Te Rina Anderson says her house sunk into the ground after last week's earthquake, and its walls and foundation are laced with cracks.

She fears for her children's safety and needs to get out now ... but officials say the house is suitable for living in.

“They said to me look we have to put you down on the priority list because it’s not like you have lost your house which is a bit unfair because a lot of people I know have gone through Housing New Zealand, they haven’t lost their home either. We’re also the ones waiting for power and water and I know that Aranaui is not feeling like a massive priority. Aranui feels they're forgotten,” Ms Anderson says.

She's moving to Dunedin in a week, but still needs a safer place to stay until then.

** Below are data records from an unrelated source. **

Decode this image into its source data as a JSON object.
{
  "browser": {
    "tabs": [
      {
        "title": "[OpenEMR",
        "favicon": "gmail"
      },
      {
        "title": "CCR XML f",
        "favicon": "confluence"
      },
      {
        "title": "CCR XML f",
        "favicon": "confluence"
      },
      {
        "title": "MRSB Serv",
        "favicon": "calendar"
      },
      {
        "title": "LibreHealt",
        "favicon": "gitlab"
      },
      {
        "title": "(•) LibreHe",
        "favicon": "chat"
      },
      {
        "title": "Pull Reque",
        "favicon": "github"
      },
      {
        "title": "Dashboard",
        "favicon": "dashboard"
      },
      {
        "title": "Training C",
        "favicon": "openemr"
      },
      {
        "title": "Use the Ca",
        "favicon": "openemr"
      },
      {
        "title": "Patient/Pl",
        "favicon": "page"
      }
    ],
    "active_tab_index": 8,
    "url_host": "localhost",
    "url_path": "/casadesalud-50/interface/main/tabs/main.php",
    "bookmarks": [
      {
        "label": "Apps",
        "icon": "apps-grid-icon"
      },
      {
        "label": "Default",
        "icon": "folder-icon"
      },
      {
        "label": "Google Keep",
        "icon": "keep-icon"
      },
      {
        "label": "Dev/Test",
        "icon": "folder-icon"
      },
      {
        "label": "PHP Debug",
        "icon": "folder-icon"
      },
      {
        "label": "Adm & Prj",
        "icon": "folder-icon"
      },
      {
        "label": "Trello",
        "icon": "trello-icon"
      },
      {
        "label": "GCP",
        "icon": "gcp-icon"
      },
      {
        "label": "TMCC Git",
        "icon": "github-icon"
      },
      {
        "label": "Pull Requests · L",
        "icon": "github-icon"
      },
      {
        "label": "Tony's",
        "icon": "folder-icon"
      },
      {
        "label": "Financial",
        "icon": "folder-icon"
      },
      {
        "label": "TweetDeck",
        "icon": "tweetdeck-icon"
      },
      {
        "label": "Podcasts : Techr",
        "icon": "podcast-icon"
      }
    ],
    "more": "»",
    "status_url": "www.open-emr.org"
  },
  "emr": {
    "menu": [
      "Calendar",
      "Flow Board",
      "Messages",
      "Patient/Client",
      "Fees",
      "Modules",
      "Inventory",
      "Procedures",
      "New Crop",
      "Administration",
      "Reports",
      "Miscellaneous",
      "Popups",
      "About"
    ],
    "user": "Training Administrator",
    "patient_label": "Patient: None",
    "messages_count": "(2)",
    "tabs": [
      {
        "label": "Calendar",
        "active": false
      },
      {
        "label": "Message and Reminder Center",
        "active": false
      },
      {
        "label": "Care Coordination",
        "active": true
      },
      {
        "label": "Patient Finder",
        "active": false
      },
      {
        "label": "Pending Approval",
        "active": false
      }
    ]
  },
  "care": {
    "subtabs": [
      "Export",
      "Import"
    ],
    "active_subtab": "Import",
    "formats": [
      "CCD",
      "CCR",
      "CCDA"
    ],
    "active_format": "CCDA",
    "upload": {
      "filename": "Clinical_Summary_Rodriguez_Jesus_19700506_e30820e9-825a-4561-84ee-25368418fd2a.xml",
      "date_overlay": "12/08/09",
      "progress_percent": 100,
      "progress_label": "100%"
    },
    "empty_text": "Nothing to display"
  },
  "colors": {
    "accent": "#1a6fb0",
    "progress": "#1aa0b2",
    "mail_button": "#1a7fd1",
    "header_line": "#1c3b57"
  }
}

Meanwhile, Housing Minister Phil Heatley says Christchurch residents who have been rejected for accommodation should try again.

He says officials have logged more than 2000 offers of accommodation around the city, and only about 500 people so far requiring emergency housing.

Mr Heatley says Te Rina Anderson might get a more sympathetic hearing if she applies again.

“Housing New Zealand would have to look at the case. The reality is we are dealing with those particularly high needs people at the moment. She might well fall into that category and if so it will be dealt with so I encourage her to contact their help centre,” Mr Heatley says.


Radio Ngati Porou and Turanga FM have raised more than $60,000 for Christchurdch earthquake relief through a 24 hour East Coast Radiothon.

Ngati Porou station manager Erana Keelan Reedy says the event went to more than 27 hours, with the phone lines only being turned off just after midday once the pace of donations slowed.